The important thing is getting customers to a strategy conversation, Mack says. That way they are much more likely to understand what cloud means for their business.

“Maybe they won’t get it right away, but over time they start to and it’s our responsibility to educate, and that’s always really the role we try to play,” he says.

But it is important to persist and work with Cleveland clients to help them stay focused on strategy and business planning around technology, despite its being “challenging to say the least”, Mack says.

“We’ve found the scheduling component helps with that and also really forcing people to put the lens on that at the moment and plan their technology and strategize around it.
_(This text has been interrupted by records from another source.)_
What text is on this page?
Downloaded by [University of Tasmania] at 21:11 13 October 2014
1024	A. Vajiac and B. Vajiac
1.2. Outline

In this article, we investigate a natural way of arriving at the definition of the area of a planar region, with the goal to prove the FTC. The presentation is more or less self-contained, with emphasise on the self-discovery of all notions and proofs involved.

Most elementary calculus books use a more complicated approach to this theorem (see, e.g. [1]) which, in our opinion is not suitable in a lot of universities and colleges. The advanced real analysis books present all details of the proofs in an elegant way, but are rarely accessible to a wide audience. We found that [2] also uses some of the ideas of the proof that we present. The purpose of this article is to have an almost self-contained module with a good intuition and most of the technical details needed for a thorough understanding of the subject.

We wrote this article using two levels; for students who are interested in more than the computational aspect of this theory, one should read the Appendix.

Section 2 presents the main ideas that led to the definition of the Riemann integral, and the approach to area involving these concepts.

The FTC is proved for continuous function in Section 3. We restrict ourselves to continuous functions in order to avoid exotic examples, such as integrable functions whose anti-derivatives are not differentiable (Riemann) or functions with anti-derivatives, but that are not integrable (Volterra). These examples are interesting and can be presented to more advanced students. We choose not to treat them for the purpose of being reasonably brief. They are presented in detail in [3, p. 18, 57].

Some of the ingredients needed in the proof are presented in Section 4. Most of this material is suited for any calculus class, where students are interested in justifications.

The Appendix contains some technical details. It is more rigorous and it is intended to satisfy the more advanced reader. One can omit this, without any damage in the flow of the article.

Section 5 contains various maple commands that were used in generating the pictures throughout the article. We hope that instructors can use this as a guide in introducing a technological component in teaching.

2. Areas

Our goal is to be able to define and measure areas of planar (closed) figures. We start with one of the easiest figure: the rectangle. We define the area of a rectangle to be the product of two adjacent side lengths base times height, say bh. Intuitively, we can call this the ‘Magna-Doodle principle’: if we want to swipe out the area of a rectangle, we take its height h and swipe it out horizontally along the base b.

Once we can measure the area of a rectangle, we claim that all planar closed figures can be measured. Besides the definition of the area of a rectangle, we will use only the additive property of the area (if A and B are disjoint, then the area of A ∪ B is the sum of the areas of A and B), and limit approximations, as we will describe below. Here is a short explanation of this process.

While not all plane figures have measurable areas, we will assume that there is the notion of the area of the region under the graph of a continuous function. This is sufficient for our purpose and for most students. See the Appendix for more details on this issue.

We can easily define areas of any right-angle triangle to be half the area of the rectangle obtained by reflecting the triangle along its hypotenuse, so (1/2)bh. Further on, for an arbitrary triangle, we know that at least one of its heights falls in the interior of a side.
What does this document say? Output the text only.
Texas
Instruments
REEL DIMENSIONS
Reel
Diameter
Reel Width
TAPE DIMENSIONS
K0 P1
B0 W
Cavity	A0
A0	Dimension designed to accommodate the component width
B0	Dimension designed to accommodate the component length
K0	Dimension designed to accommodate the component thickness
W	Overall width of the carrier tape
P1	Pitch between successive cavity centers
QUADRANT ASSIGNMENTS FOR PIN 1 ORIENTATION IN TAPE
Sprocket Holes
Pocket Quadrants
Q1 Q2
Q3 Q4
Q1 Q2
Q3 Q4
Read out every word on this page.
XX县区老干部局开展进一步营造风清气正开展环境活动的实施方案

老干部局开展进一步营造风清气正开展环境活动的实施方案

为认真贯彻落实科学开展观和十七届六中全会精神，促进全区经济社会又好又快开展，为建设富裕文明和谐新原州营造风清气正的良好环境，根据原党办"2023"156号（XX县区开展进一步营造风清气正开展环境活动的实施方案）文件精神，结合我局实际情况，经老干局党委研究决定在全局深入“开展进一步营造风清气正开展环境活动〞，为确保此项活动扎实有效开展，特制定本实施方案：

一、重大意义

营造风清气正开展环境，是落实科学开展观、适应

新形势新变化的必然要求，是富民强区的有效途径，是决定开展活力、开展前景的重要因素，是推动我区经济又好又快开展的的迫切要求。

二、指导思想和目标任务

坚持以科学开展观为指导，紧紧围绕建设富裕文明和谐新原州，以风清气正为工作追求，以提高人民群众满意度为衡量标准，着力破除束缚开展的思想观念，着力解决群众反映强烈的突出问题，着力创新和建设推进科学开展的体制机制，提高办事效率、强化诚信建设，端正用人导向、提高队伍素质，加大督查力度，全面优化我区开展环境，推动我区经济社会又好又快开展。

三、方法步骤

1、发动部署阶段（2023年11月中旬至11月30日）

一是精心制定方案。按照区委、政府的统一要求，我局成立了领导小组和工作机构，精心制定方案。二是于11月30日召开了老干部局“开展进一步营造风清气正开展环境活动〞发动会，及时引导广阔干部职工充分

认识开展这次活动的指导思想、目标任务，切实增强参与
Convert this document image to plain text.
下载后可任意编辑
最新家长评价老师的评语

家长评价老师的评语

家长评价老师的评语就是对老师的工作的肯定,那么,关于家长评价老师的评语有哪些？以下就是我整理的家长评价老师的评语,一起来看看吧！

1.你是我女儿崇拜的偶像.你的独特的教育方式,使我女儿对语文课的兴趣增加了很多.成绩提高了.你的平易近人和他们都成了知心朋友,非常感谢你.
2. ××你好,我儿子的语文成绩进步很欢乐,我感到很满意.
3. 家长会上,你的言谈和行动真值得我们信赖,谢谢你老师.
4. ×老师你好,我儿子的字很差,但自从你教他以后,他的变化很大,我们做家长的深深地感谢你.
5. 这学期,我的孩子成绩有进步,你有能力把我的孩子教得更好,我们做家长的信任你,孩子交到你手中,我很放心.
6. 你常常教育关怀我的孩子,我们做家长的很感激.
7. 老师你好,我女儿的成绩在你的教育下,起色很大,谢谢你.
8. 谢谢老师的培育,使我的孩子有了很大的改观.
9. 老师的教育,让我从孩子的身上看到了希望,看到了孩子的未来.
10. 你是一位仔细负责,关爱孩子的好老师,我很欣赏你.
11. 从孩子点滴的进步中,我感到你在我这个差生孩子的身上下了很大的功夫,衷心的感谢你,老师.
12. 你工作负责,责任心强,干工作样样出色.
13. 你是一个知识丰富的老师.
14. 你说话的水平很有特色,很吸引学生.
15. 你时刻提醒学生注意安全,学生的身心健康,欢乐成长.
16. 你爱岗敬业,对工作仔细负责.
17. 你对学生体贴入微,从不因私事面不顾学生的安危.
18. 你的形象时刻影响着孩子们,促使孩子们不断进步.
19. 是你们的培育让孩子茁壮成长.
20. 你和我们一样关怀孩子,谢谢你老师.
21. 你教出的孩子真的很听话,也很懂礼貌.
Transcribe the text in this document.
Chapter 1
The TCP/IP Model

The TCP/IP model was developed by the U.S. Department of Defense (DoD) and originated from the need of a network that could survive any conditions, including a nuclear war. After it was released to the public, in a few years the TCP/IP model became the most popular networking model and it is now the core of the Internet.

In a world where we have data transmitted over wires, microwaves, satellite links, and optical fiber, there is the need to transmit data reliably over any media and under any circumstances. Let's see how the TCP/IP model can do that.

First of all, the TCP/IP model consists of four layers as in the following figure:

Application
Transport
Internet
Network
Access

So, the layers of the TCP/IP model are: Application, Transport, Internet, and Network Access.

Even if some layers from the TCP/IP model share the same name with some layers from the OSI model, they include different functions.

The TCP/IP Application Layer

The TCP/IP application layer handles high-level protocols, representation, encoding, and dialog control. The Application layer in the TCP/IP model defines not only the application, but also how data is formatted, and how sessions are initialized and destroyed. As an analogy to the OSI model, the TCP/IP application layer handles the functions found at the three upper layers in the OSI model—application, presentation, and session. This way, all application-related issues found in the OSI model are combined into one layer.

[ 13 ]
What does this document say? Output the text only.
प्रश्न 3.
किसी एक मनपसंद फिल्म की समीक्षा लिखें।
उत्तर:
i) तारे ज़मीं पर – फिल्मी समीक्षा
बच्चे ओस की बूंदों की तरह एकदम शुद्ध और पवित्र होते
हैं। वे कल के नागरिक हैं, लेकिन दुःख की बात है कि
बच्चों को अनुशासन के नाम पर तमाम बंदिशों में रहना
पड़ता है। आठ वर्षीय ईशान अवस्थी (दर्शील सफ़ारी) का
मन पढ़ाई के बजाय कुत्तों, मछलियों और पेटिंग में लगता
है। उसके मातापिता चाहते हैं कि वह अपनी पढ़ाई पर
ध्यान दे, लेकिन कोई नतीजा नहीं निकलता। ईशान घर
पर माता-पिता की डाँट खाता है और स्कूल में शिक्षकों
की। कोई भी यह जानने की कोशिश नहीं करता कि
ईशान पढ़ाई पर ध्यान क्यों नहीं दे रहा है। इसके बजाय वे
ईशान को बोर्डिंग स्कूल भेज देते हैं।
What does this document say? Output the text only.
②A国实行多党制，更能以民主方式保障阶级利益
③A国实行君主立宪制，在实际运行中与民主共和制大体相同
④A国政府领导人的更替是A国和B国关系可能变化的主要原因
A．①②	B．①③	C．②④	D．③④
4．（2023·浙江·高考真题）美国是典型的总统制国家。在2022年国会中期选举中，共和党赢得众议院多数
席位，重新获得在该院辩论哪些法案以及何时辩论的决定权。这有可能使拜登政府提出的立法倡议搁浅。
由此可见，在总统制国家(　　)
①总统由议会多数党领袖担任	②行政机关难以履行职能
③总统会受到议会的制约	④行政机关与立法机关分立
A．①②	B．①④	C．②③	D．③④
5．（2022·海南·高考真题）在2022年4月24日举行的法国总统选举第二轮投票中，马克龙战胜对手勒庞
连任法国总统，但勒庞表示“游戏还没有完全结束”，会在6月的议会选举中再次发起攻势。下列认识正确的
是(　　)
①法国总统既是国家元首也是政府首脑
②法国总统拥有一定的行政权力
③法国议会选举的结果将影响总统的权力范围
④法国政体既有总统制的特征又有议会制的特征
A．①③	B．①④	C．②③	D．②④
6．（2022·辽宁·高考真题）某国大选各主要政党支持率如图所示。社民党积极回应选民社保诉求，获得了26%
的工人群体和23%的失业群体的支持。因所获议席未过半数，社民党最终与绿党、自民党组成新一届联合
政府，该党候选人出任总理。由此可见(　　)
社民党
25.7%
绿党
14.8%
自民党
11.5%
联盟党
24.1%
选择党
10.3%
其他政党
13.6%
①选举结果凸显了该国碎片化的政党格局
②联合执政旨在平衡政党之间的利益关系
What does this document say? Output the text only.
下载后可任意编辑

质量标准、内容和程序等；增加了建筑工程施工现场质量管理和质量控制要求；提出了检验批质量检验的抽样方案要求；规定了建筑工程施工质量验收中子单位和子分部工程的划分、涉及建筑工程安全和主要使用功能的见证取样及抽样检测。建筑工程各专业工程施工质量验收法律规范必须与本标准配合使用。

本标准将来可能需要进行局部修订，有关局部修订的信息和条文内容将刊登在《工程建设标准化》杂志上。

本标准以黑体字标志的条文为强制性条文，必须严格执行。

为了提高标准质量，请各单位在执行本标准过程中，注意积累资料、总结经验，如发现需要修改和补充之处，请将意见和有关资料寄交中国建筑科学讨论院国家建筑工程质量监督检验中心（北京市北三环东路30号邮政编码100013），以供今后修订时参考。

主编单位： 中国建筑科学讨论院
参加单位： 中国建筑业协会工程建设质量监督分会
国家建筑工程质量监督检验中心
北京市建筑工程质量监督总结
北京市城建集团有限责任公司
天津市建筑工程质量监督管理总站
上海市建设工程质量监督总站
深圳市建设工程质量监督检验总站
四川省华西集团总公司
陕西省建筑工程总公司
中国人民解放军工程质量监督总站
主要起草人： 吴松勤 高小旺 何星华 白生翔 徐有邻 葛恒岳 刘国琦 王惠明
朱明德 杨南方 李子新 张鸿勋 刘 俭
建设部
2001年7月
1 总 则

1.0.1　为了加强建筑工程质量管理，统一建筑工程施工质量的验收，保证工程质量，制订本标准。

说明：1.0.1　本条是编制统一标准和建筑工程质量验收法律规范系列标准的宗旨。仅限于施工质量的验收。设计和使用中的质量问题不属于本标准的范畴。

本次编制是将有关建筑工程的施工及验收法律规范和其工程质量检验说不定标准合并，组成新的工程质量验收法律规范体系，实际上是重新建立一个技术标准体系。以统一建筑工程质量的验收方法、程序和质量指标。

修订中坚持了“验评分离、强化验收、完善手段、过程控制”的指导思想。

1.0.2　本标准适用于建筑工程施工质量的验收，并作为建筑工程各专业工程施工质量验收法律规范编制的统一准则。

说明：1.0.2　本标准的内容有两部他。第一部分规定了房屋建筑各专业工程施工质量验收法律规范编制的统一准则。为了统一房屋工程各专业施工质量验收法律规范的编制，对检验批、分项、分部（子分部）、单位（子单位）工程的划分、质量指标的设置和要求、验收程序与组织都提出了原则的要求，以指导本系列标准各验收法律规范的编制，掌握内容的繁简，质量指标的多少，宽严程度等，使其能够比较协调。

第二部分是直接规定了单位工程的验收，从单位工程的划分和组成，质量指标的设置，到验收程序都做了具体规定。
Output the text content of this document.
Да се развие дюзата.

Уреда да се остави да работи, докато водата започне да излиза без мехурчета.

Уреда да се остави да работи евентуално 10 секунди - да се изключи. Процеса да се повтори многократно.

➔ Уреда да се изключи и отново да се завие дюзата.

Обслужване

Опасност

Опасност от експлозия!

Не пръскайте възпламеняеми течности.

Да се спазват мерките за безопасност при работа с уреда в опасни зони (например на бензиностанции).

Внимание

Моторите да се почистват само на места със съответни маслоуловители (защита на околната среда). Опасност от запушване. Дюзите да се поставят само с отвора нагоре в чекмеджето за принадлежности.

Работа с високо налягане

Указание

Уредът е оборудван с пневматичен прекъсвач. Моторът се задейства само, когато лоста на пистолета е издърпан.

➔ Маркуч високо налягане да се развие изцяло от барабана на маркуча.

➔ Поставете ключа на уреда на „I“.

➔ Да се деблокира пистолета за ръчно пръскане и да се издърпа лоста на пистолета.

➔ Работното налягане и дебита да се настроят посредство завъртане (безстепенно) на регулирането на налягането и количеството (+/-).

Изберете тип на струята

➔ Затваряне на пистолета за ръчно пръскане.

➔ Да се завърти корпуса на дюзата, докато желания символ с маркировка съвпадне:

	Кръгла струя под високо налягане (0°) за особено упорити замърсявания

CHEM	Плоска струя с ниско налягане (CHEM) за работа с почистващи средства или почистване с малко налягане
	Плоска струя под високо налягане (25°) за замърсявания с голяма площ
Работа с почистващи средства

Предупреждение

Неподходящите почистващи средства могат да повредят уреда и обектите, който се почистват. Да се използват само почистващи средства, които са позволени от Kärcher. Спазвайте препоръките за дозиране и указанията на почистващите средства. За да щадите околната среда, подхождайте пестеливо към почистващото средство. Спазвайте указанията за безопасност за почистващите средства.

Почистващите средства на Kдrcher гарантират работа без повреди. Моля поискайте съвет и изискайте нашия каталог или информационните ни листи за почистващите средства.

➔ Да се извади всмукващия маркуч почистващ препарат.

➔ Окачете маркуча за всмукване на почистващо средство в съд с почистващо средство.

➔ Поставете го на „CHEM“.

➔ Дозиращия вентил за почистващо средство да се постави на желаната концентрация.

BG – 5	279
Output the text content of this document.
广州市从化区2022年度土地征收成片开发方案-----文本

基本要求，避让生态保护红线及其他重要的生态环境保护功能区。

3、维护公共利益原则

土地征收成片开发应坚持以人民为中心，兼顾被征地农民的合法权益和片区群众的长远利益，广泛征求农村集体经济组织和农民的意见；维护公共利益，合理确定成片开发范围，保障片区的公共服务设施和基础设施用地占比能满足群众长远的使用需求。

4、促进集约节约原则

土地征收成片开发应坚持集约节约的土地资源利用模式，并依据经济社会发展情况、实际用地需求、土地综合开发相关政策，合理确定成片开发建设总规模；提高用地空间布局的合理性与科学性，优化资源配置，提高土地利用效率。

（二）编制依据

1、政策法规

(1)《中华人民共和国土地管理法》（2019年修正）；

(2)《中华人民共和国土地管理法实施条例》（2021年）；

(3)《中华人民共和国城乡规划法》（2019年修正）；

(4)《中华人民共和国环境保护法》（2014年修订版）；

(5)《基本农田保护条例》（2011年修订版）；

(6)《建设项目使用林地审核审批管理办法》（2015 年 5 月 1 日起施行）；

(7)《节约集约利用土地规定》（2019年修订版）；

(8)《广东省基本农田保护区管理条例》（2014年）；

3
In the old world we’d just throw in a computer, we’d just throw in a server. It’s really not that simple anymore. There are a lot of moving parts to it – there’s training associated with it, there’s maintenance associated with it. We just want to make sure we have that conversation, the proper conversation.”

Cleveland also presents challenges when it comes to its manufacturing heritage. Mack says the region is going through “a bit of a renaissance”, but at the same time still has small manufacturing companies with an “old world way of thinking”.

“They think about what used to work, and monthly recurring revenue doesn’t make sense to them,” he explains. “But then you have the next generations of leaders – the [children] of the people who created these businesses coming in and telling them there is another way. So then we have the challenge to overcome those obstacles with those leaders, and we are starting to see the momentum beginning to pick up and we’re having better conversations. We’re definitely able to make some impact.”

As far as working with fellow MSPs go, Mack says he feels the MSP space has a lot of interconnectivity compared to a lot of other industries. Interestingly, he feels the MSP industry is geographically segregated, meaning people in the same area don’t necessarily want to talk to their peers about the industry, whch is not the case for MSPs from differing regions, Mack says.

“You get some MSPs from separate parts of the country in the same room and they’re more than willing to share everything with each other because they’re not necessarily going to compete with them,” he points out.

However, like many of his fellow Road Trip MSPs, Mack is keen to have those conversations with his local peers.

“If you’d talked to me two years ago, I would have been deathly afraid to talk to other MSPs in my area. Now I’m actually to a point where I want to talk to them, I want to work with them, because there are certain things that I know that our organization is not as good at and I’d love to leverage that. I think that comes with confidence in where you’re at in your space.”